Сидящий на камне в сторонке Джед Хоксворт оторвал взгляд от ножа.

- Слушай, - бесстрастно сказал он Моису. - А ведь это ты о белой женщине говоришь. Соображаешь?

Сидящий на корточках Моис ничего не ответил. Он сделал вид, что безмерно заинтересовался шапочкой желудя, лежащей на земле у его ног.

- Да, - сказал Джед Хоксворт, - и если бы ты что-нибудь в этом духе сказал о белой женщине в другом месте и с другими людьми, они бы отрезали твой черный язык и бросили свиньям, - он с любопытством разглядывал нож в руке.

Моис неотрывно смотрел на шапочку старого желудя.

- Вот черт! - сказал Джед Хоксворт рассеянно, как бы самому себе. Когда-то я и сам был не прочь это сделать, - он со щелчком сложил нож и уставился на него. - Но не теперь, - сказал он. - Теперь мне, наверно, все равно.

Моис поднял голову.

Джед Хоксворт смотрел прямо на него.

- Давай, скажи это, - приказал он почти шепотом, злым, хриплым, дрожащим шепотом. - Ну же, говори.

Моис смотрел на него. Медленная, сонная ухмылка расплылась по его лицу.

- Мяконькая, сочная, - пропел он гортанным шепотом, наблюдая за лицом Джеда Хоксворта.

Адам быстро зашагал прочь, к лесу.

Адам толком не смог поговорить с Гансом Мейерхофом. С первого взгляда становилось ясно: человек этот умирал. Тело под простыней было всего лишь грудой костей, лежащих почти с той же неприкрытой наготой, с какой они будут лежать в земле, если через несколько лет гроб вскроют заступом. Порой у Адама возникало безумное видение, будто сквозь простыню, сквозь остатки усохшей плоти, сквозь оболочку иссушенной жаром кожи он видит кости, свободные и усмиренные в последнем и вечном покое.

Лицо его исхудало, кожа была туго натянутой и прозрачной. Жизнь теплилась только в глазах, и временами большие голубые глаза пронзительно вспыхивали, будто разжигаемые каким-то великим волнением, какою-то властной мыслью. Затем снова затягивались мутной пленкой, как у больного цыпленка, когда его слабеющее веко падает на глаз.

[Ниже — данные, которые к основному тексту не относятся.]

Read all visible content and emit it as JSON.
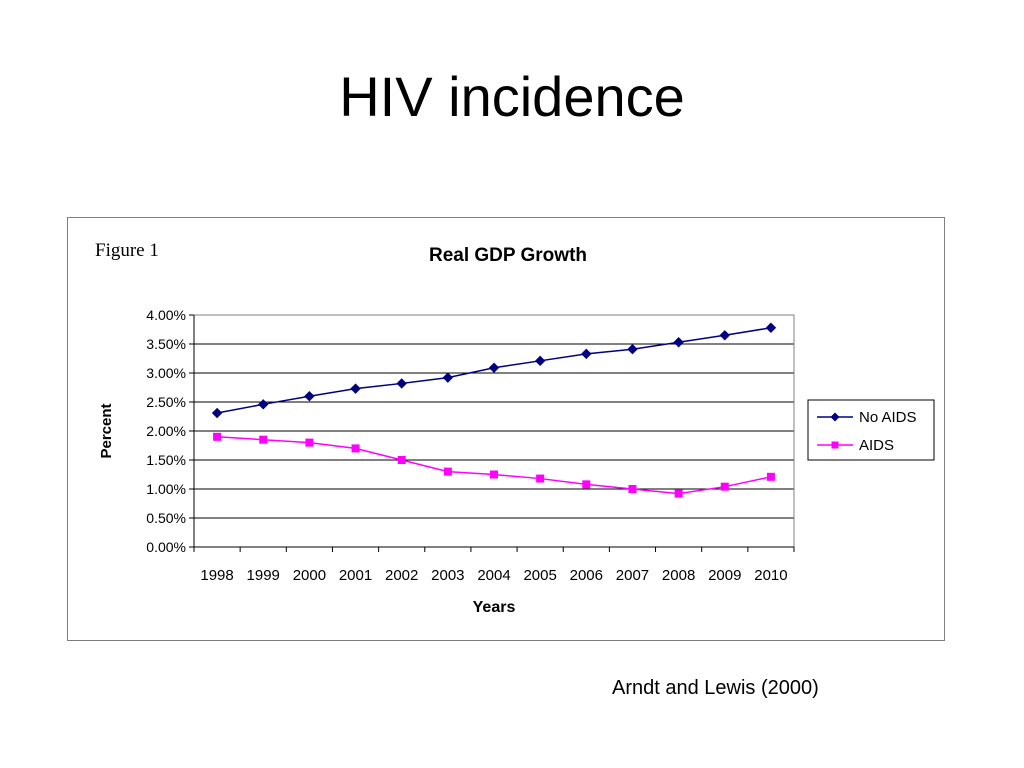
{
  "slide": {
    "title": "HIV incidence",
    "citation": "Arndt and Lewis (2000)"
  },
  "figure": {
    "label": "Figure 1"
  },
  "chart_data": {
    "type": "line",
    "title": "Real GDP Growth",
    "xlabel": "Years",
    "ylabel": "Percent",
    "categories": [
      "1998",
      "1999",
      "2000",
      "2001",
      "2002",
      "2003",
      "2004",
      "2005",
      "2006",
      "2007",
      "2008",
      "2009",
      "2010"
    ],
    "ylim": [
      0,
      4.0
    ],
    "yticks": [
      0,
      0.5,
      1.0,
      1.5,
      2.0,
      2.5,
      3.0,
      3.5,
      4.0
    ],
    "ytick_labels": [
      "0.00%",
      "0.50%",
      "1.00%",
      "1.50%",
      "2.00%",
      "2.50%",
      "3.00%",
      "3.50%",
      "4.00%"
    ],
    "grid": "horizontal",
    "legend_position": "right",
    "series": [
      {
        "name": "No AIDS",
        "color": "#000080",
        "marker": "diamond",
        "values": [
          2.31,
          2.46,
          2.6,
          2.73,
          2.82,
          2.92,
          3.09,
          3.21,
          3.33,
          3.41,
          3.53,
          3.65,
          3.78
        ]
      },
      {
        "name": "AIDS",
        "color": "#ff00ff",
        "marker": "square",
        "values": [
          1.9,
          1.85,
          1.8,
          1.7,
          1.5,
          1.3,
          1.25,
          1.18,
          1.08,
          1.0,
          0.92,
          1.04,
          1.21
        ]
      }
    ]
  }
}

Но даже когда они вспыхивали, причиной тому была, чувствовал Адам, не проскочившая между двумя собеседниками искра, а всего лишь скачок температуры или мимолетный всполох какого-то стародавнего события, мелькнувшего в угасающем мозгу.

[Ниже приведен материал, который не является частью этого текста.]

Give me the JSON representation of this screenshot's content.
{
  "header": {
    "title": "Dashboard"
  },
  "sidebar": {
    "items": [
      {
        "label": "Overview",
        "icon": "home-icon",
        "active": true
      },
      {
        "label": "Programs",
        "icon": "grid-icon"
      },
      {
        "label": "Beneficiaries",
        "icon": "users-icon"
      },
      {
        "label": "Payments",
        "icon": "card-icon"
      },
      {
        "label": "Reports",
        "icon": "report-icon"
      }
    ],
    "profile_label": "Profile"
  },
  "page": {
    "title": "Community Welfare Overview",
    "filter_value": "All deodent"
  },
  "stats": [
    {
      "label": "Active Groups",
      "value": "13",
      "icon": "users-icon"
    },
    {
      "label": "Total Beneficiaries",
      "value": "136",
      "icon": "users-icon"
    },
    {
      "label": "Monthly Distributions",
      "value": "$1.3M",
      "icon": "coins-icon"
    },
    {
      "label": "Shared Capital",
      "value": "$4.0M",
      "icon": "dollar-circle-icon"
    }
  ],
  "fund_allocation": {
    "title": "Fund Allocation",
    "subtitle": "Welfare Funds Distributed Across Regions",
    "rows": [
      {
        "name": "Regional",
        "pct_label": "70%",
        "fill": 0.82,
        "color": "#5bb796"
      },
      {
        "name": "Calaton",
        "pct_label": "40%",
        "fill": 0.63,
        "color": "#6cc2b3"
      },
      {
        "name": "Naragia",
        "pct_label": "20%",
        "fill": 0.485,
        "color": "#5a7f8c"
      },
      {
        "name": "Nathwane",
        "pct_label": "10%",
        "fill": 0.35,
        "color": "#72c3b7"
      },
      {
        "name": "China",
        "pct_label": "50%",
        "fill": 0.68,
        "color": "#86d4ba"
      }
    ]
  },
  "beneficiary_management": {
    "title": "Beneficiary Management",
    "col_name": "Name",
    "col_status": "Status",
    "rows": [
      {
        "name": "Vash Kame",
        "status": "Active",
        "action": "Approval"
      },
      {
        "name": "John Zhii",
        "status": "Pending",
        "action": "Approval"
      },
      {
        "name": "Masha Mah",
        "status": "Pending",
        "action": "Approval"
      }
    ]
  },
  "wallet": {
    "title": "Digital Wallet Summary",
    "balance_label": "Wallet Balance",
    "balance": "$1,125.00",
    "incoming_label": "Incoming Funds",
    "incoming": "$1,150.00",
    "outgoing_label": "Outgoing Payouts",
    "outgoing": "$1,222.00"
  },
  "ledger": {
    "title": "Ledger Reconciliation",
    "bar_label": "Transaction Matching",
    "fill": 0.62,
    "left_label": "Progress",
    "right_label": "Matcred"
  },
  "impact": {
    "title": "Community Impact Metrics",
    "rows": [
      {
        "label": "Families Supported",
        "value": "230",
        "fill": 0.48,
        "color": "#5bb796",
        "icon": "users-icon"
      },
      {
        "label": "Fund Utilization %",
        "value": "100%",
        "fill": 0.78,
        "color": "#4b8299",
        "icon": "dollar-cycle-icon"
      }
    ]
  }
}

Однако кое-что Адам все-таки из него вытянул. Он был родом из Вестфалии, сын крестьянина. Ему удалось получить образование и стать, как похвалилась его жена, учителем. В голодный 1846 год он участвовал в крестьянских волнениях. Получил ранение в Растатте.

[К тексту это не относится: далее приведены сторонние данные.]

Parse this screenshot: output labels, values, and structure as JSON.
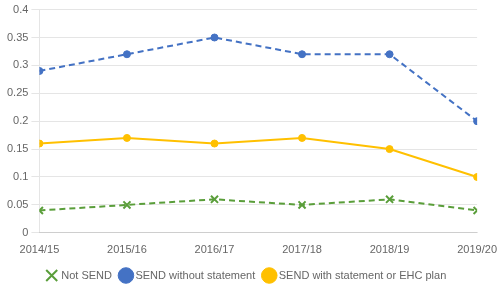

- Растатт? - переспросил Адам. Он услышал слово, не выговоренное его голосом, а как будто прокарканное. Он почувствовал: слово вошло в горло, сформировалось там, вспучило гортань и вырвалось, как мокрота. Нет, это было похоже не на карканье. А на то, что само создание, которое должно было каркнуть, вспучило его гортань и вырвалось из неё - каркающий и карканье в одном лице. Его охватил озноб, растерянность. Как будто жизнь его вернулась к исходной точке, к началу, перескочив в другое измерение Времени. Как будто он снова сидит у ложа умирающего отца, отца, который в Растатте взял в руки мушкет, но умирая от ружейной пули, полученной в другой войне и в другом месте, не отрекся от прежних истин.

От восторга, пришедшего на смену растерянности и ознобу, захватило дух. Он был потрясен, на мгновение парализован нахлынувшим счастьем. Вернулось то, что он считал навсегда утерянным.

- Ja20, - донесся голос с кровати. - Растатт.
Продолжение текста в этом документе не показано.